EDIT: Just read Gnoman's post. Okay, that's way too young for a dwarf to flirt, and the players might squick out on realising it. A bit of YMMV there. Might have to change some numbers though.

BigKahuna
2015-06-17, 11:03 PM
Heck, our idea of 'adult age' has increased alongside life expentancy. What's the 'adult age' of a human in your world? 16?

What's the total lifespan of a dwarf in your world?

How prudish are your dwarves in general, aka how do they view sexuality? This might affect the way they see a 20-year-old dwarf who flirts. Maybe it's normal for a teenage to flirt as long as he doesn't do anything physical, so to speak?


I'm using the Pathfinder rules for aging in my setting. So, humans reach adulthood at 15, Dwarves at 40. Dwarves also tend to live at least 250 years, and some can last for a lot longer.

As for the prudishness of the Dwarves in my setting, my players were recently banished from the Dwarven Kingdom for walking in on the Queen being pleasured by her bodyguard's Adamantine Earth Breaker (http://www.d20pfsrd.com/equipment---final/weapons/weapon-descriptions/earth-breaker). They may have helped save her life, but she was still quite upset and didn't want word getting out.

So, while Dwarves are prudish in general, certain Dwarves (especially those in the royal family) are very sexual. It isn't particularly relevant for this NPC however, as he is currently laying low in a nearby Human kingdom and my current plan is for him to be hitting on humans (and the PCs).

Part of what I'm trying to gauge is how humans would react to him.
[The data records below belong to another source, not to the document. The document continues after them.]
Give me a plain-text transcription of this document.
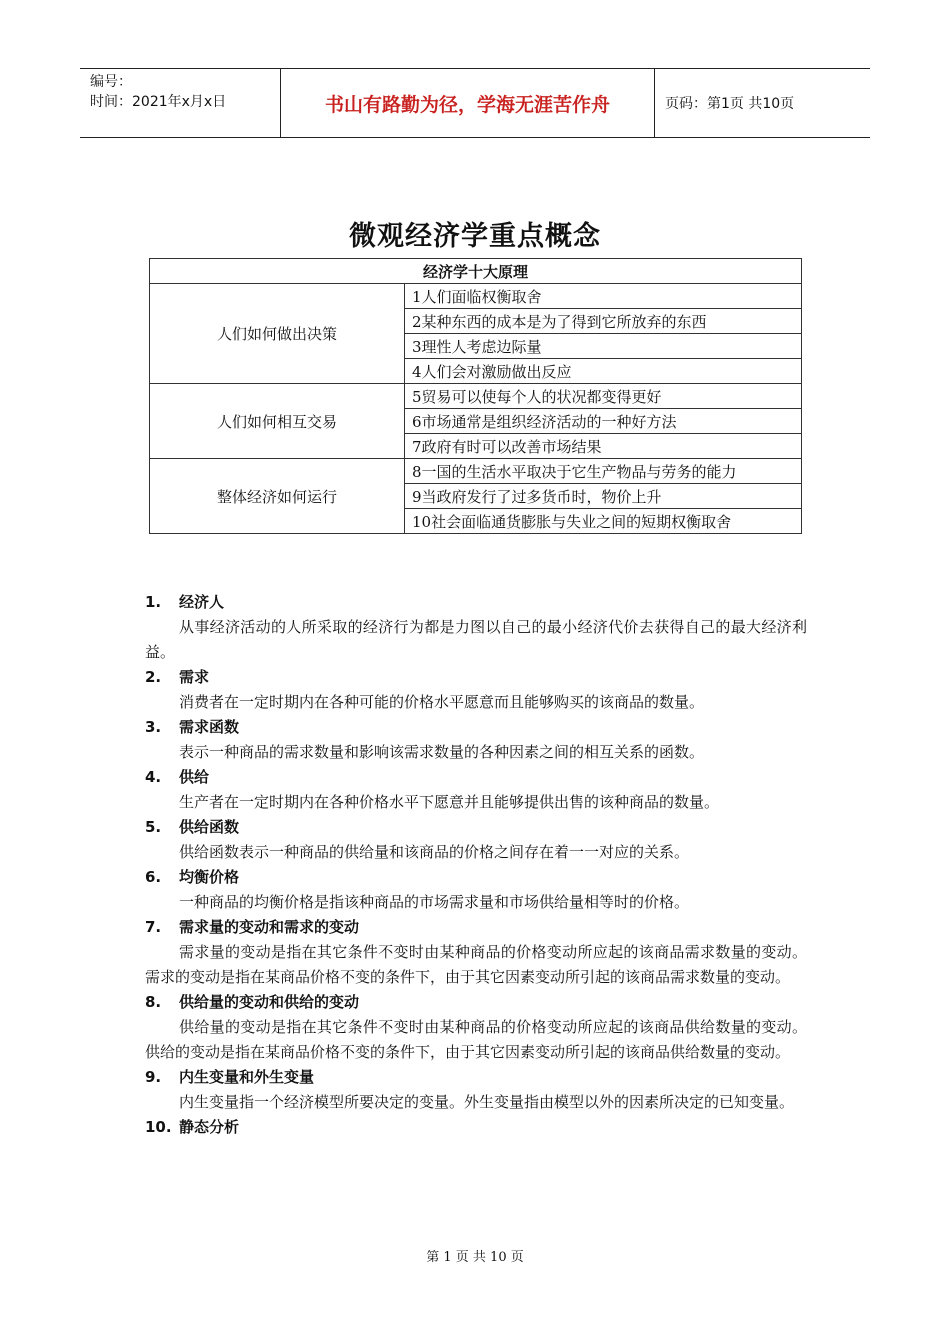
编号：
时间：2021年x月x日	书山有路勤为径，学海无涯苦作舟	页码：第1页 共10页
微观经济学重点概念
经济学十大原理	
人们如何做出决策	1人们面临权衡取舍
	2某种东西的成本是为了得到它所放弃的东西
	3理性人考虑边际量
	4人们会对激励做出反应
人们如何相互交易	5贸易可以使每个人的状况都变得更好
	6市场通常是组织经济活动的一种好方法
	7政府有时可以改善市场结果
整体经济如何运行	8一国的生活水平取决于它生产物品与劳务的能力
	9当政府发行了过多货币时，物价上升
	10社会面临通货膨胀与失业之间的短期权衡取舍
1.	经济人
从事经济活动的人所采取的经济行为都是力图以自己的最小经济代价去获得自己的最大经济利益。
2.	需求
消费者在一定时期内在各种可能的价格水平愿意而且能够购买的该商品的数量。
3.	需求函数
表示一种商品的需求数量和影响该需求数量的各种因素之间的相互关系的函数。
4.	供给
生产者在一定时期内在各种价格水平下愿意并且能够提供出售的该种商品的数量。
5.	供给函数
供给函数表示一种商品的供给量和该商品的价格之间存在着一一对应的关系。
6.	均衡价格
一种商品的均衡价格是指该种商品的市场需求量和市场供给量相等时的价格。
7.	需求量的变动和需求的变动
需求量的变动是指在其它条件不变时由某种商品的价格变动所应起的该商品需求数量的变动。需求的变动是指在某商品价格不变的条件下，由于其它因素变动所引起的该商品需求数量的变动。
8.	供给量的变动和供给的变动
供给量的变动是指在其它条件不变时由某种商品的价格变动所应起的该商品供给数量的变动。供给的变动是指在某商品价格不变的条件下，由于其它因素变动所引起的该商品供给数量的变动。
9.	内生变量和外生变量
内生变量指一个经济模型所要决定的变量。外生变量指由模型以外的因素所决定的已知变量。
10. 静态分析
第 1 页 共 10 页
If he is biologically an adult, I don't imagine it would make much difference to them, but if he isn't it would be more like a 7 year old hitting on people (which might actually be funnier).

goto124
2015-06-17, 11:11 PM
it would be more like a 7 year old hitting on people (which might actually be funnier).

How will your players react to scenes of underage sexuality? 0-0

Feddlefew
2015-06-18, 12:39 PM
I have my dwarves reach physical maturity sometime in their second decade, at which point they would be taken on as an apprentice by a master craftsdwarf, usually a member of their clan, until such time they are able to produce their masterpiece and become legal adults.

If I'm feeling extra Dwarf Fortress-y, then dwarves will, at some point in their 30s or 40s, enter a hormone-driven fugue state and make one REALLY AWSOME item or die trying. This fugue state marks the end of dwarven puberty and the start of adulthood.